N’importe quoi ! » s’écrie Léon ( Jean-François Balmer, impeccable et savoureux en petit-bourgeois sentencieux retiré des assurances, une espèce de Bouvard sans Pécuchet truffant ses phrases de latinismes de cuisine). N’importe quoi, oui, ce Cosmos de Zulawski qui rompt un jeûne cinématographique d’une quinzaine d’années avec ce réjouissant salmigondis échevelé. Du grand n’importe quoi, même – mais « grand » comme dans « grand » film, n’en déplaise aux inconditionnels du bon goût et des récits ronronnants. Car Zulawski, en adaptant Gombrowicz, en retrouve la splendide insolence libertaire. Son Cosmos ressemble à du Resnais anarcho-punk (on y trouve d’ailleurs Sabine Azéma, en taulière d’une pension de famille, à la fois mélancolique et survoltée, comme une névrotique sous speed), à du Luc Moullet qui aurait troqué ses penchants bricolo pour les lumières léchées et la métaphysique tordue d’un Roy Andersson.

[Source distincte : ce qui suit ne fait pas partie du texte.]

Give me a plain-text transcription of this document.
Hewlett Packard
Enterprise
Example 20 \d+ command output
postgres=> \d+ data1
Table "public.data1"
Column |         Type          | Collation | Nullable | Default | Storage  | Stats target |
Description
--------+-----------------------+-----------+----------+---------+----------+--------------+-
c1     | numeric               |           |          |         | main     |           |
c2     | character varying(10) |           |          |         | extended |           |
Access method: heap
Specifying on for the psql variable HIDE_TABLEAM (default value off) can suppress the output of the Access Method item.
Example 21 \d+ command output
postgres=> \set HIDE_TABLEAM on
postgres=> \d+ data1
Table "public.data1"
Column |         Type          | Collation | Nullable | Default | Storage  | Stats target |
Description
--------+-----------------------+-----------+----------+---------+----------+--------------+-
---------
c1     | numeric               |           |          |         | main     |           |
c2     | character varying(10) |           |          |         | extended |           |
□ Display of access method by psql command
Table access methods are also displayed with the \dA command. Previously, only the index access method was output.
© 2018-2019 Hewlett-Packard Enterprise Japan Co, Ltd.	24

L’histoire ? Elle tient sur un demiquart de timbre-poste : Witold, étudiant en droit recalé, aspirant-romancier et autoportrait goguenard du vrai Witold (Gombrowicz, donc), est venu se mettre au vert dans la pension tenue par Azéma et Balmer. Où il s’acoquine avec Fuchs, petitmarquis de la branchitude parisienne en rupture de ban avec le monde de la mode. Autour des deux gandins, Witold le romantique dark et Fuchs le dandy faussement inculte, gravitent Catherette (sic), la servante affligée d’un bec-delièvre et d’une étrange excroissance sur la lèvre, comme un coquillage de chair, Lena, à la beauté radieuse et aux nerfs tendus comme des cordes de violon, son futur mari, bellâtre architecte… Et comme si ce petit monde qui semble avoir érigé la loufoquerie en mode de vie en avait besoin, des animaux morts, des signes bizarres qui ne semblent pas signifier grand-chose, viennent ajouter un surcroît d’inquiétante étrangeté. Qu’est-ce qui se passe, qu’est-ce qui se trame là ? À vrai dire, Zulawski s’en contretamponne, et nous aussi. Ce n’est qu’un prétexte à brosser le portrait éclaté d’un monde en lambeaux. Où la culture paraît avoir été passée à la centrifugeuse, et n’est qu’un agrégat de débris, un ravaudage sans queue ni tête de références : Witold raconte Le Rouge et le Noir à Fuchs, des couvertures d’albums de Blake et Mortimer surgissent au détour d’un plan, Witold déclame pompeusement du Dante… Tout se mêle, comme dans l’après-coup d’une catastrophe où les ruines s’empileraient les unes sur les autres.
Parce que la fantaisie foutraque n’est que l’épiderme du film – son coeur est noir et serré : c’est l’angoisse la plus viscérale. Les volatiles découverts pendus (moineaux, poulets), ce gros plan sur une limace qui étale sa masse gluante sur la viennoiserie du petit déjeuner de Fuchs et Witold, avant que celui-ci ne la dépose dans le beurrier, les taches d’humidité qui envahissent les murs, ou les clins d’oeil irrévérencieux à La Nausée : le dégoût est la tonalité cachée du film, sous ses lumières élégamment travaillées. La hantise de l’abject, de la matière à la fois fragile et répugnante, qui nous renvoie, comme chez Céline, comme chez Beckett, invariablement à ce que nous sommes nous aussi – un corps souvent laid, toujours périssable. À notre mortalité. Et ce gros plan magnifique sur Sabine Azéma, les traits défaits, terrorisée, avec dans ses écouteurs La Nuit transfigurée de Schönberg, pourrait sortir d’un Bergman. Car Zulawski ouvre lui aussi une fenêtre sur notre insignifiance, notre vulnérabilité. Mais en philosophe aussi lucide que joyeux, il a la décence de la recouvrir d’une truculence débordante de vitalité ludique. Cosmos ou le pessimisme gai.